9 Mistakes Leaders Make With Performance Management

performance management

One of the most important responsibilities of any business leader is performance management.  In other words to manage and develop the performance of their people.

Performance management is the means by which the work individuals do every day contributes to the larger goals and core values of the organisation.

Managing performance is vital to the health and success of an organisation.  So it has become a key priority for the HR function.  Unfortunately, that means it is often seen as “just another HR process” rather than a day to day responsibility.

So with that in mind are you or your leaders making any of these mistakes when it comes to performance management?

1.  They see discussions about performance as a one-time annual event, rather than an ongoing process based on regular dialogue and feedback between them and their employees.

If performance discussions are infrequent, the feedback is often not timely enough, specific enough or relevant enough to be helpful and effective.  Managing performance should be a daily responsibility that is part of managers routine business practices.

2.  They don’t see that managing performance is a way they can ensure that the work their employees do every day contributes to the larger goals and vision of the team, department and organisation.

By agreeing what needs to be done and how it should be done managers create a culture of daily activity behavior that is focused on what the organisation is trying to achieve.

3.  They don’t have a clear understanding and agreement with their employees about what “good” or “excellent” performance looks like.

If manager’s employees aren’t performing as well as they’d like, the first thing to check is whether they have different perceptions on what good performance looks like.

4.  They haven’t thought through the consequences of underperformance to the team, the organisation and the customers and therefore they are not managing performance and taking steps to address it. 

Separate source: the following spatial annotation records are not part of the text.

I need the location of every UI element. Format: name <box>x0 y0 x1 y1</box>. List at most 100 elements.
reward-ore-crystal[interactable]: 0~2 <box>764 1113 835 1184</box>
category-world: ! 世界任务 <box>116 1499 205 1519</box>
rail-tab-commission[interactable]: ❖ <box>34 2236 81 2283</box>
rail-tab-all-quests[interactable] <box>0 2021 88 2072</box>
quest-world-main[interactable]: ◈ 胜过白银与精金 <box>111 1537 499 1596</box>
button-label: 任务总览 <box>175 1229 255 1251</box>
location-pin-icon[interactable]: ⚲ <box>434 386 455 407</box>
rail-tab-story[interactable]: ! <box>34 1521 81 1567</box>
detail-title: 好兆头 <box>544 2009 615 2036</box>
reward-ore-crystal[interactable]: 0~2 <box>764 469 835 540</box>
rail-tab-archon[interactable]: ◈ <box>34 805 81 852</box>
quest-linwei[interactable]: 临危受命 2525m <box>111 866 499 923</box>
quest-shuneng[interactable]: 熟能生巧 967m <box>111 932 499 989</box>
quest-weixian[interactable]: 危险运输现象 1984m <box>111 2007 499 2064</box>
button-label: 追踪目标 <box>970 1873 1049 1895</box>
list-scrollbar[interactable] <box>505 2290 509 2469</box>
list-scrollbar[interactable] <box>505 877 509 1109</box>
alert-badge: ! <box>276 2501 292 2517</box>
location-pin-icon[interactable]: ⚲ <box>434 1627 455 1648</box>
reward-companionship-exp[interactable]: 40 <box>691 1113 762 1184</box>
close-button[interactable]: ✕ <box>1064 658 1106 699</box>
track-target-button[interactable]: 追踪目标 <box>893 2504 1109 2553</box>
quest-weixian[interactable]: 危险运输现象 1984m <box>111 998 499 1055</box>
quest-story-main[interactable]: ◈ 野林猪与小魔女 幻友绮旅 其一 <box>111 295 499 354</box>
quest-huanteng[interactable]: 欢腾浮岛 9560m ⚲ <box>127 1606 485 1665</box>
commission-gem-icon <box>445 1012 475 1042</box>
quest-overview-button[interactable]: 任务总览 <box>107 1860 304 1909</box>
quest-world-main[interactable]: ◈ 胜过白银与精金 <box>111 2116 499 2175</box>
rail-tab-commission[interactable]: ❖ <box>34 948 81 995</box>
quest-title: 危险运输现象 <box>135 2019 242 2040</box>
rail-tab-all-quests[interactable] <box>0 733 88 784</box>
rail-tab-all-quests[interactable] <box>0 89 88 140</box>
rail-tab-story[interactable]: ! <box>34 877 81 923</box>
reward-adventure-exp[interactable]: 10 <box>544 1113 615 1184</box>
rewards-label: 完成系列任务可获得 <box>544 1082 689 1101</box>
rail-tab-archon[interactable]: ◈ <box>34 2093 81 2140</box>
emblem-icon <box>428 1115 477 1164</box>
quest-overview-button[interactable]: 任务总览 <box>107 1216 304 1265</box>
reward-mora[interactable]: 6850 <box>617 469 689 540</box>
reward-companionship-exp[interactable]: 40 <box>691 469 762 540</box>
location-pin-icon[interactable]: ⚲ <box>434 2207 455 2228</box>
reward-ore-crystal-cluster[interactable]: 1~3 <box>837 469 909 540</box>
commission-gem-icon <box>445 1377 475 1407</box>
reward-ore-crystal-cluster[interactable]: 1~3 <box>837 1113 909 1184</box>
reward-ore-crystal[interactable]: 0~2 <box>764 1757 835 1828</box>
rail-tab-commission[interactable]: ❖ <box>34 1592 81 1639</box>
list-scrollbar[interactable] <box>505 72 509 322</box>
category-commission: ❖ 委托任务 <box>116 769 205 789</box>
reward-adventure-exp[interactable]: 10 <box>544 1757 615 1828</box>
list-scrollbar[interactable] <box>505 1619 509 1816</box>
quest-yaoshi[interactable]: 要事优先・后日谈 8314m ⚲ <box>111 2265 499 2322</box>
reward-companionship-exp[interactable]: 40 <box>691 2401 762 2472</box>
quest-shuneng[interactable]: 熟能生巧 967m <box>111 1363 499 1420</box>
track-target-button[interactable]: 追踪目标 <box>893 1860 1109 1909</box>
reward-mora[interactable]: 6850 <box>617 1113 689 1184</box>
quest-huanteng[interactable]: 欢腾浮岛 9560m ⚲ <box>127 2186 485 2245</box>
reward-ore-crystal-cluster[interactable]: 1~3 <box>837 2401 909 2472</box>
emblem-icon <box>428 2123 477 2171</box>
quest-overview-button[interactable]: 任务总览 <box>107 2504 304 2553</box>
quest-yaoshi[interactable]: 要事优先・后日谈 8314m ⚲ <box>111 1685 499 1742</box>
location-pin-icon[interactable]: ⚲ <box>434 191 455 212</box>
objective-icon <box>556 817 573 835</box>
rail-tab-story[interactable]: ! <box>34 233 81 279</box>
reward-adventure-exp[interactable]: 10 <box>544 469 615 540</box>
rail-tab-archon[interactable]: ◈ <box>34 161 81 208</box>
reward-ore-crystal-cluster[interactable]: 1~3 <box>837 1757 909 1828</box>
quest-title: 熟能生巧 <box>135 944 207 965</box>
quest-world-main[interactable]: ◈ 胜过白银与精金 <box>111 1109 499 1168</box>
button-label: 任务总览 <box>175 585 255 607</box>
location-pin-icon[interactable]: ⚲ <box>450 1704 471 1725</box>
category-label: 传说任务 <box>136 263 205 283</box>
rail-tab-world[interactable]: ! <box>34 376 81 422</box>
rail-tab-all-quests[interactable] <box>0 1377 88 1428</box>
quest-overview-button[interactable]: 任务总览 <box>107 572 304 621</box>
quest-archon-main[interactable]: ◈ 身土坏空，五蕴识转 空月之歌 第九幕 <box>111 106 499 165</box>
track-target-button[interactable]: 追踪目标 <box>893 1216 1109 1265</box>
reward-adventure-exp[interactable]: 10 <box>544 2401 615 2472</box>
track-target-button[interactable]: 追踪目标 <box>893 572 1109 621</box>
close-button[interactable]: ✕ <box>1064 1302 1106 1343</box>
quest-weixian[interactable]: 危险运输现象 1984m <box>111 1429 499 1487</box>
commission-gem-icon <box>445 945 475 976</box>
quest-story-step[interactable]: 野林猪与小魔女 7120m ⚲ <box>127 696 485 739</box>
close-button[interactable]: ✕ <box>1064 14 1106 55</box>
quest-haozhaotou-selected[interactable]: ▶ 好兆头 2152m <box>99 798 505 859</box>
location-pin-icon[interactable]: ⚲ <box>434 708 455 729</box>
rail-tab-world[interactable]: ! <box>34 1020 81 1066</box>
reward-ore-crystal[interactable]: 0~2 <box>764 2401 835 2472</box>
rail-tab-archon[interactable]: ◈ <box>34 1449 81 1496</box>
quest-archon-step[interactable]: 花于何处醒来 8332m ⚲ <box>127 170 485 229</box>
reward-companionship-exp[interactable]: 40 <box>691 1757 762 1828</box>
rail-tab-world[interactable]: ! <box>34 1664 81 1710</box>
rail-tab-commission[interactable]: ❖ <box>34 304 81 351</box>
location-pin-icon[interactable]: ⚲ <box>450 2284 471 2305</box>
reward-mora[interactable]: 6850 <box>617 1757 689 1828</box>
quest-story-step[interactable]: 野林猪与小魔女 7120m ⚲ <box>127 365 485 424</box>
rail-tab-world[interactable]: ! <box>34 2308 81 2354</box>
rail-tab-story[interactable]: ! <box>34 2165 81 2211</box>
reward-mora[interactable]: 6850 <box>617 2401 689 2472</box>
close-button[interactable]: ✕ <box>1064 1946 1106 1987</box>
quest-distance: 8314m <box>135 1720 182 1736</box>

Underperformance doesn’t just affect the individual employee and the manager.  It has a wider impact on the rest of the team and the people they are trying to serve.

5.  They are not aware of the ways in which their own behaviour may unconsciously reinforce poor performance and punish good performance. 

While it sounds counter-intuitive leaders are often managing performance in a way that achieves the opposite of the result they want.  In other words, they unwittingly reinforce poor performance.  For example, it’s too hard to try and encourage an employee to take on a new responsibility so they give it to someone more receptive.  Such behaviour reinforces that behaviour by saying it’s ok not to take on new responsibilities.  Equally, the other team member gets “punished” for being open and receptive by getting even more work to do.  They may think twice about being so open and receptive in future.

6.  They are uncomfortable and lack confidence in holding conversations about performance with their employees, especially difficult conversations with underperformers, not wanting to be seen as “nasty”.

Difficult conversations don’t get any easier by not having them.  In fact, they get more difficult.  Leaders need courage and to get whatever training and support they need.

7.  They adopt a problem-focussed, deficit-based approach to managing performance which leaves employees feeling demotivated and downhearted. 

A more effective approach is to focus on what’s wanted i.e. what success looks like and on what’s going well.  Such an approach leads to a positive and pragmatic way that engages employees and keeps performance discussions simple but productive.

8.  They either beat about the bush in giving feedback about areas for performance improvement so the employee doesn’t realize there is an issue or give the feedback so directly that the employee feels bullied and harassed.

Managers need to prepare well, get training in how to give feedback and practice delivering the messages in a way that has the desired impact.

9.  They provide no praise or positive reinforcement for desired results, behaviours or progress mistakenly believing that employees should not be rewarded for what is expected of them.

Employees don’t stop performing well because you praise them for doing a good job.  Quite the opposite.  So if managers want improvements in performance, they need to make sure employees get something positive out of it.  A genuine, sincere, heartfelt compliment can achieve wonders.

How good are your leaders at managing performance and developing their employees?  Do any of these ring true?  What steps can you take to improve effectiveness?